MY MOANA NUI – A RECAP

The Moana Nui conference, which took place between November 9th and 11th, was a much-needed forum for presenting alternatives to neoliberal globalization. The first day consisted of workshops in which participants addressed issues such as indigenous land and resource use, globalization alternatives, APEC and the Trans-Pacific Partnership Agreement (TPPA). Workshop outcomes were used to frame discussion questions for panelists on the second and third days of the conference. Keynote speaker Kaleikoa Kaeo expressed that “ea” (life and sovereignty) comes “mai ke kai mai,” (from the sea), reminding us of our commonality on our “sea of islands,” to use the phrase of the Tongan intellectual Epeli Hauʻofa. Kaeo’s address highlighted the importance of oratory for Pacific peoples and its use in decolonizing the mind.

Kaleikoa Kaeo

The second day featured a keynote address by Phillippine member of Parliament and sociology professor Walden Bello, who made strong case against US economic and military expansion in Asia and the Pacific. Bello highlighted many of the manufactured crises, such as the Southeast Asian food shortages of 2008, and implicated global trade policies in their creation. A panel on native governance, which included attorney and Hawaiian sovereignty activist Mililani Trask, and fellow member of the UN Permanent Forum on Indigneous Issues Victoria Tauli-Corpuz, highlighted the adverse effects of privatization on Indigenous governance. Trask pointed to measurable effects privatization of government enterprises on Maori health outcomes, while Corpuz focused on its effects on small groups in the far North of the Phillippines.

Walden Bello

A militarization panel levelled devastating critiques of US militarism in the Asia-Pacific region in areas such as Jeju Island, Korea and Guam. Several speakers from Guam, including lawyer Julian Aguon, poet Craig Perez Santos and Dr. Lisa Natividad laid bare the plans for a massive military build up on Guam in the wake of the removal of troops from Okinawa. This buildup would create a 40% population increase on the island, which currently has 160,000 residents and is only 32 miles long and eight miles at its widest point.

            The third day featured panels on globalzation, pacific resources and APEC with presenters such as Jerry Mander and Victor Menotti of the International Forum on Globalization and Aruradha Mittal of the Oakland Institute.
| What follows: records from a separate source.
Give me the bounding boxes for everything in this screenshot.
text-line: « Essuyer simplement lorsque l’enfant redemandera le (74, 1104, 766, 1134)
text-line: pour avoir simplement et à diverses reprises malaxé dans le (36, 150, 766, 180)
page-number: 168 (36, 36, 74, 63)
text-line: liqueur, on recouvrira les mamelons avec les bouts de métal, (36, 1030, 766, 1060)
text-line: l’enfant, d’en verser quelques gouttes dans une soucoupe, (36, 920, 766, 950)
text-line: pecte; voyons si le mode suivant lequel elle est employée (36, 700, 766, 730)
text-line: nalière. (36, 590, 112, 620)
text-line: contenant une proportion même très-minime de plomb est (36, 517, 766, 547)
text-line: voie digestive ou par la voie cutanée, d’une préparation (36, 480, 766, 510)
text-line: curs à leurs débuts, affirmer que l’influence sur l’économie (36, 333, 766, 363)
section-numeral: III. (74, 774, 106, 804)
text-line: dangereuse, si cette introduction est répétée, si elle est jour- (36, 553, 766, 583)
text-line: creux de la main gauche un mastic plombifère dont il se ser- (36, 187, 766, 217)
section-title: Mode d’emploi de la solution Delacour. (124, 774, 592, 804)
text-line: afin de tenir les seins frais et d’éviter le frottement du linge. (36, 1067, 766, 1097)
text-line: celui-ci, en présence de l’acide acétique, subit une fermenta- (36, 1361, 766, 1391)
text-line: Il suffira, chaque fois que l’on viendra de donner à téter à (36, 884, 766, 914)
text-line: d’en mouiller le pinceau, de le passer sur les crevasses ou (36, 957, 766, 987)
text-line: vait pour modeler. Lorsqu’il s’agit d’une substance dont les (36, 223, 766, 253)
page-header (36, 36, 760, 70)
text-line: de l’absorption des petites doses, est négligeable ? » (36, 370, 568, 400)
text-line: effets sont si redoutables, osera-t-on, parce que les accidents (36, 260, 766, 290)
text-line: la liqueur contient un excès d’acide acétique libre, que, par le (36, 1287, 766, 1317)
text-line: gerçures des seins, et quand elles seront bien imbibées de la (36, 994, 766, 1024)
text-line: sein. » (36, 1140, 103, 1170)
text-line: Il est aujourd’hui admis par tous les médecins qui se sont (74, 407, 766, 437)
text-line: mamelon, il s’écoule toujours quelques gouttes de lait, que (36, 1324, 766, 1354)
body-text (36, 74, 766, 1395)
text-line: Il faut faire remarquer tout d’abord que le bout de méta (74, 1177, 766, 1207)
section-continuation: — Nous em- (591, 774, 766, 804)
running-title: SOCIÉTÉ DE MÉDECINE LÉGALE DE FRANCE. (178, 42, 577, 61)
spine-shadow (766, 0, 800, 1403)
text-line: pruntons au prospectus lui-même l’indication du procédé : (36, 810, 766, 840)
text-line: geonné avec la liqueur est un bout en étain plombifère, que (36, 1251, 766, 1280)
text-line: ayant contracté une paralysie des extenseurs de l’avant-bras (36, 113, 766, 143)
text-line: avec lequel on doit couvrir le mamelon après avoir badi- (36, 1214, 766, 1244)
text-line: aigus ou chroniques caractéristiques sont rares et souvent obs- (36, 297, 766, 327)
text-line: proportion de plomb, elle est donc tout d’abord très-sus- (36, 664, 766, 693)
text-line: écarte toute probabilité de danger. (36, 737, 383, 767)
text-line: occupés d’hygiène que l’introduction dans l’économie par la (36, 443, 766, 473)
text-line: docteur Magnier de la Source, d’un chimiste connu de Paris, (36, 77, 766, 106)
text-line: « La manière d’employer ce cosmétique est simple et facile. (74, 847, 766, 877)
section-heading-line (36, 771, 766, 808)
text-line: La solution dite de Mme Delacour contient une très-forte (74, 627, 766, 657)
Former Kaʻahoʻolawe activist Walter Ritte and Office of Hawaiian Affairs trustee Peter Apo discussed native food production along with panelists from Russia and Vanuatu.

A Moana Nui panel with Mililani Trask, Julian Aguon and moderator Jon K. Osorio

A final panel on APEC and TPPA featured the director of Public Citizen’s Global Trade Watch Lori Wallach, University of Auckland law professor Jane Kelsey, and Yasuo Konda of People’s Action Against TPP in Japan. These and other panelists, based on in-depth study of proposed and existing trade agreements, showed that the agreements are not mainly about trade. In fact, they comprise a radical reversal of the relations between governements and corporations, where instead of corporations operating within a framework created by democratic governments, the governements that sign on are constrained in law making by the rules – crafted in secret – of the agreements. Investors and corporate interests can even sue governements in international tribunals for unrealized potential profit they are  unable to earn due to government barriers to trade. Such barriers can include environmental and labor laws. In other words, taxpayer dollars can be used to undo democratically crafted protections for citizens, and compensate private interests for daring to create those protections. It takes all risk away from investors and corporations and places it squarely in the laps of citizens, while stripping those citizens of input in the process.

Lori Wallach of Public Citizen

Behind the scenes, Moana Nui advisory board members crafted a statement that expressed the principles and practices that the collective group supported in opposition to APEC. The close of the conference was a moving and participatory ceremony of song, pule (prayer) and a reading, by the entirety of participants of the Moana Nui declaration, which stated:

We, the peoples of moana nui, connected by the currents of our ocean home, declare that we will not cooperate with the commodification of life and land as represented by APEC’s predatory capitalistic practices, distorted information and secret trade negotiations and agreements.

We invoke our rights to free, prior and informed consent. We choose cooperative trans-Pacific dialogue, action, advocacy, and solidarity between and amongst the peoples of the Pacific, rooted in traditional cultural practices and wisdom.

E mau ke ea o ka aina i ka pono. A mama. Ua noa.

Moana Nui closing ceremony

The ceremony can be viewed at http://moananui2011.org/

            On Saturday, some conference participants joined other groups in a peaceful, legal march on the Hawaiʻi Convention Center to present the declaration to APEC delegates. The momentum of the Moana Nui conference needs to be maintained through continuing dialog among those who assert the need for alternatives to the neoliberal form of globalization being forced on the many by the few.